New law to relax the requirements for forced adoption services

Parliament handles these days a bill that aims to make forced adoptions easier. In the Institute's consultation response to the bill, which now looks to be adopted, we stressed that it is necessary to strengthen the support for the right of parents in exercising parenting. Today it is largely up to the individual municipality to decide whether to give support to exercise parenting. Although the government has strengthened the manuals of Social Services, the right for support js not of the legislation itself.

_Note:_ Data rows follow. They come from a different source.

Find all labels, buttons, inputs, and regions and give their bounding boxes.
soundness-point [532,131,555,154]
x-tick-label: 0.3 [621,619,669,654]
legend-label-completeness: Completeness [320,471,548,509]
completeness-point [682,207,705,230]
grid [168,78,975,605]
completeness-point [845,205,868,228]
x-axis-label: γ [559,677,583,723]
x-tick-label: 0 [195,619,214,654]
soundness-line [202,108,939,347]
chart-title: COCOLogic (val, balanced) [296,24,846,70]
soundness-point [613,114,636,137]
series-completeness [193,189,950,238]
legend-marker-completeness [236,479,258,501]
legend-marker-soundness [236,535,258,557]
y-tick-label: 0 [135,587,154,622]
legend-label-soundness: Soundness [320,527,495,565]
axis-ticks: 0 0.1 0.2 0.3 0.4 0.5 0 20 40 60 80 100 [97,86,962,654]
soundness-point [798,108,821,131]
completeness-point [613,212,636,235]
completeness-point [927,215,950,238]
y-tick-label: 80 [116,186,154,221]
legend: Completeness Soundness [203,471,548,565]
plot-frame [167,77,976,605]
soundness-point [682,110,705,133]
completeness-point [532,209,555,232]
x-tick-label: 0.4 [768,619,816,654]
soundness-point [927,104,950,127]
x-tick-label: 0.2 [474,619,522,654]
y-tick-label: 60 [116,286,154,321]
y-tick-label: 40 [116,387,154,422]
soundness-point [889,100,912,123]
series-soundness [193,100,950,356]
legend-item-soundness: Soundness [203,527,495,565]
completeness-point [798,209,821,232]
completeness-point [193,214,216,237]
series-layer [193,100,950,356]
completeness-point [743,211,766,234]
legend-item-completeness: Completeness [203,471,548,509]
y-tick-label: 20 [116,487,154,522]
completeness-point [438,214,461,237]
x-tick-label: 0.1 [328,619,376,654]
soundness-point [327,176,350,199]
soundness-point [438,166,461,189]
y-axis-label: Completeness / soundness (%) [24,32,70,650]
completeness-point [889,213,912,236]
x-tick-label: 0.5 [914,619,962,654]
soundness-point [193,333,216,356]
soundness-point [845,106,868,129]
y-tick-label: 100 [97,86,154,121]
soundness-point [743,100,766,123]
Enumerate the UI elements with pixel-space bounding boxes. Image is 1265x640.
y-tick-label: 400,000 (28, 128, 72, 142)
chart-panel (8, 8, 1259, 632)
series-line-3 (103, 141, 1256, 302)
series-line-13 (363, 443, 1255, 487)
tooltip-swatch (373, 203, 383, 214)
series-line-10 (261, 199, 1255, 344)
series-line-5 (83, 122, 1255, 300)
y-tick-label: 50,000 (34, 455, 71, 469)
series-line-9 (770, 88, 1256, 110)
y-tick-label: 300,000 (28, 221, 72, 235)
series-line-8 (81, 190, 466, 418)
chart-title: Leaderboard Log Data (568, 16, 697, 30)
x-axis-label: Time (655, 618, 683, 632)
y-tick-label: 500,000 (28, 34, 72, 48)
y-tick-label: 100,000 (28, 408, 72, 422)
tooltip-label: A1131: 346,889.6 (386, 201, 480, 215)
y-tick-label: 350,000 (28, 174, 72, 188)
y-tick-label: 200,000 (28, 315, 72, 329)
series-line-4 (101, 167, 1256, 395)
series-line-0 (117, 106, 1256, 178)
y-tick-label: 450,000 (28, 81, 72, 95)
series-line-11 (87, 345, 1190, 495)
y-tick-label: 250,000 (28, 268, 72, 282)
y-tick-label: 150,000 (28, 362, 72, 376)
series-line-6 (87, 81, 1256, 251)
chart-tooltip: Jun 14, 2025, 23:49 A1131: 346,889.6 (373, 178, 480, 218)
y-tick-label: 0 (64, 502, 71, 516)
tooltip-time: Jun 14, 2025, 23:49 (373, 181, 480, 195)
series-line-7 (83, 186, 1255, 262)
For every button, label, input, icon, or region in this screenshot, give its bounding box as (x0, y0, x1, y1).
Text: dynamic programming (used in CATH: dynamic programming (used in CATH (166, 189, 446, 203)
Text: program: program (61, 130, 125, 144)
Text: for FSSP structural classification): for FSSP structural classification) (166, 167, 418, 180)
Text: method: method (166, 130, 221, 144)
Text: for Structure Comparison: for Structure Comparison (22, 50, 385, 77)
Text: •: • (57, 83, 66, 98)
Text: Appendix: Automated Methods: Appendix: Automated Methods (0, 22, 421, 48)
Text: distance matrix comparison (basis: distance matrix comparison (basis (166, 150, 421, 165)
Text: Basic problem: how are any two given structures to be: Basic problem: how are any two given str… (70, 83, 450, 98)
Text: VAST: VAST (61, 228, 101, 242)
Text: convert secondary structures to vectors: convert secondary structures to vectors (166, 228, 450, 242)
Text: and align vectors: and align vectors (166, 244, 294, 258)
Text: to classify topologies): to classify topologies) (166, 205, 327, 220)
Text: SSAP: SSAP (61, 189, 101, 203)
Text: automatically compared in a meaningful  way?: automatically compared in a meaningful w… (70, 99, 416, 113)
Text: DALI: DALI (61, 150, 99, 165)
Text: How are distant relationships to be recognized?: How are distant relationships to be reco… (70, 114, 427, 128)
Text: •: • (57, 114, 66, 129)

"The judgment confirms the concern we have always had about the bill. Municipalities must on the one hand stand to strengthen and preserve the bond between parent and child, but on the other side the opportunity to choose forced adoption services. There is a risk that the first part of the task is not handled properly, "says Maria Ventegodt Liisberg.

The Supreme Court should be consulted

In the current case, the biological mother voluntarily placed her daughter with the foster family, since her daughter was five days old. Mother and daughter have been in contact with each other since the placement and the child has never been damaged by their mother. In its decision on forced away adoption the High Court puts inter alia as reason that the mother will permanently be unable to care for her daughter, and the child perceives her foster parents as her parents and feels that she belongs with them.

Maria Ventegodt Liisberg believes that the High Court should explain how this case differs from other cases of parents with disabilities who permanently will need support to care for their children and therefore have children voluntarily placed outside the home.

Institute for Human Rights urges that the case should be forwarded to the Supreme Court.